Resilient performance from JCB
Equipment manufacturer remained profitable in 2020 despite Covid turbulence
STAFFORDSHIRE-based JCB remained profitable in 2020 despite the severe impact of the COVID-19 pandemic on the company’s global manufacturing operations.
Last year sales turnover fell to £3.1 billion (2019: £4.2 billion), while machine sales decreased to 74,590 (2019: 92,216). Earnings on an EBITDA basis stood at £228 million (2019: £414 million).

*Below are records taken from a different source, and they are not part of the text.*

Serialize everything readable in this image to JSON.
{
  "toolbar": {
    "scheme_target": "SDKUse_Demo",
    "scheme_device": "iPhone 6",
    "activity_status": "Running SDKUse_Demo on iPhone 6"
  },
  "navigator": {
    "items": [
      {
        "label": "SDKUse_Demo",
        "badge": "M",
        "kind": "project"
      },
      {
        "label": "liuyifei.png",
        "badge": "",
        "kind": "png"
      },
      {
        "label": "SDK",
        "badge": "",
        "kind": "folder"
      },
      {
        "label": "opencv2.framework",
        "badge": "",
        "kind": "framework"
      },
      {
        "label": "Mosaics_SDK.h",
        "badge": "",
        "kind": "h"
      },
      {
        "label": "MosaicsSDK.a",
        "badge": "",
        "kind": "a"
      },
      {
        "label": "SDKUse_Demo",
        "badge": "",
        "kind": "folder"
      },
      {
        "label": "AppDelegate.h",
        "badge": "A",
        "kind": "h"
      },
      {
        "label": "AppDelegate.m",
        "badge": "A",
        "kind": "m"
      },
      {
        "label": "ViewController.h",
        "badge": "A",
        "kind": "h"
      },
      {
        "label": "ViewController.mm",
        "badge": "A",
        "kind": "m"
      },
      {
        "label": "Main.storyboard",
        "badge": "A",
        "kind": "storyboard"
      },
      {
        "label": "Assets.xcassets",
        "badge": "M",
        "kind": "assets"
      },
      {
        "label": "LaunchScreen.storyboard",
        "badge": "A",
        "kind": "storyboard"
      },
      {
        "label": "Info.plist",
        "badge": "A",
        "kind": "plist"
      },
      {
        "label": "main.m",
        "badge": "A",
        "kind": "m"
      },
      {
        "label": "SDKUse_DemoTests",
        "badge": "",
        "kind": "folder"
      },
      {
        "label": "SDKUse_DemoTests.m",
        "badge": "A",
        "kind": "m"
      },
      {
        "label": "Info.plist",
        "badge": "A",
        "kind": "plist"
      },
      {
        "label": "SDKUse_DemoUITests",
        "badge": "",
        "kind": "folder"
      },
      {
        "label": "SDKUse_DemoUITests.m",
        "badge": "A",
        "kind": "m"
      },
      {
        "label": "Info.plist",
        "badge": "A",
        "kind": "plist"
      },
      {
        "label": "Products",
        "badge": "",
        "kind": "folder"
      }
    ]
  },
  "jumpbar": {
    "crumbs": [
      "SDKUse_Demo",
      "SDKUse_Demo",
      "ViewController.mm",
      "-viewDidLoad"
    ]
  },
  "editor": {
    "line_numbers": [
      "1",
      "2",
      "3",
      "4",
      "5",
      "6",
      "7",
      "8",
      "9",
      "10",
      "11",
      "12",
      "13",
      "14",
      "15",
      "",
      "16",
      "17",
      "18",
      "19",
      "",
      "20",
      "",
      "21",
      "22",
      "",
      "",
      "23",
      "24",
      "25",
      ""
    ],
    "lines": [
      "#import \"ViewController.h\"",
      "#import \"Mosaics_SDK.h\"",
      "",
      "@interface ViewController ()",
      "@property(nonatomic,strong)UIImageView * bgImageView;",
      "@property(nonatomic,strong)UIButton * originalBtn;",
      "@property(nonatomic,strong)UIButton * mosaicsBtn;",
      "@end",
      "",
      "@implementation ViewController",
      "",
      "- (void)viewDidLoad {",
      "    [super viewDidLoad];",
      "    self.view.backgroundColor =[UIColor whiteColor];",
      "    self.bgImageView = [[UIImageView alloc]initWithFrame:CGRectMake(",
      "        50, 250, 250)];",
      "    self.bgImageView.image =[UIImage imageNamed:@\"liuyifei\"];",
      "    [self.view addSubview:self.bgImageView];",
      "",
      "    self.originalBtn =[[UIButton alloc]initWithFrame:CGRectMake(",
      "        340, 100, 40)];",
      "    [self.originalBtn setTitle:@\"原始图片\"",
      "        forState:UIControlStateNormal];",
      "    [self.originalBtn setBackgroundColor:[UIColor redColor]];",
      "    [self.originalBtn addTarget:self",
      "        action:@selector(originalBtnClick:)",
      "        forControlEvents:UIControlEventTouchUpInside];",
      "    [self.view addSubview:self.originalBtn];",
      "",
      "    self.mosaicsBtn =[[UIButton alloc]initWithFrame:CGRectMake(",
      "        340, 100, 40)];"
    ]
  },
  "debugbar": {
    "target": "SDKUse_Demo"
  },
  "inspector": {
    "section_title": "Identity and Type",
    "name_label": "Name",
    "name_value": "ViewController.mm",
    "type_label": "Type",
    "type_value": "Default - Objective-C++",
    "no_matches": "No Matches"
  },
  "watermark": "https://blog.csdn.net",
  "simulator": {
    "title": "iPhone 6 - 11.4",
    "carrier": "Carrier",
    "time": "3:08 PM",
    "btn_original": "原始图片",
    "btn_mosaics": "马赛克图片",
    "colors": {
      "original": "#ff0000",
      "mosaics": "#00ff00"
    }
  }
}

‘In March 2020, £1 billion worth of orders disappeared overnight with the onset of COVID-19 and JCB was forced to close its 21 manufacturing plants around the world for around two months,’ said JCB’s chief executive officer, Graeme Macdonald.
‘Despite the severe impact on its business, JCB remained profitable in 2020 as it has done for the past 76 years. The turnaround in 2021 has been dramatic: we are sitting here now in September with four times the usual order bank we had in normal times two to three years ago. As a result, we are ramping up production to levels we have not had before.’
JCB chairman Lord Bamford added: ‘The past is the past and, while 2020 was undoubtedly one of the most difficult years in our history, our focus is now very firmly on the future. We continue to lead the way in zero emissions technology, particularly with the development of the construction equipment industry’s first internal combustion engine powered by hydrogen, which is already being tested in JCB machines. This is a great British breakthrough, and we will be producing these engines by the end of next year.’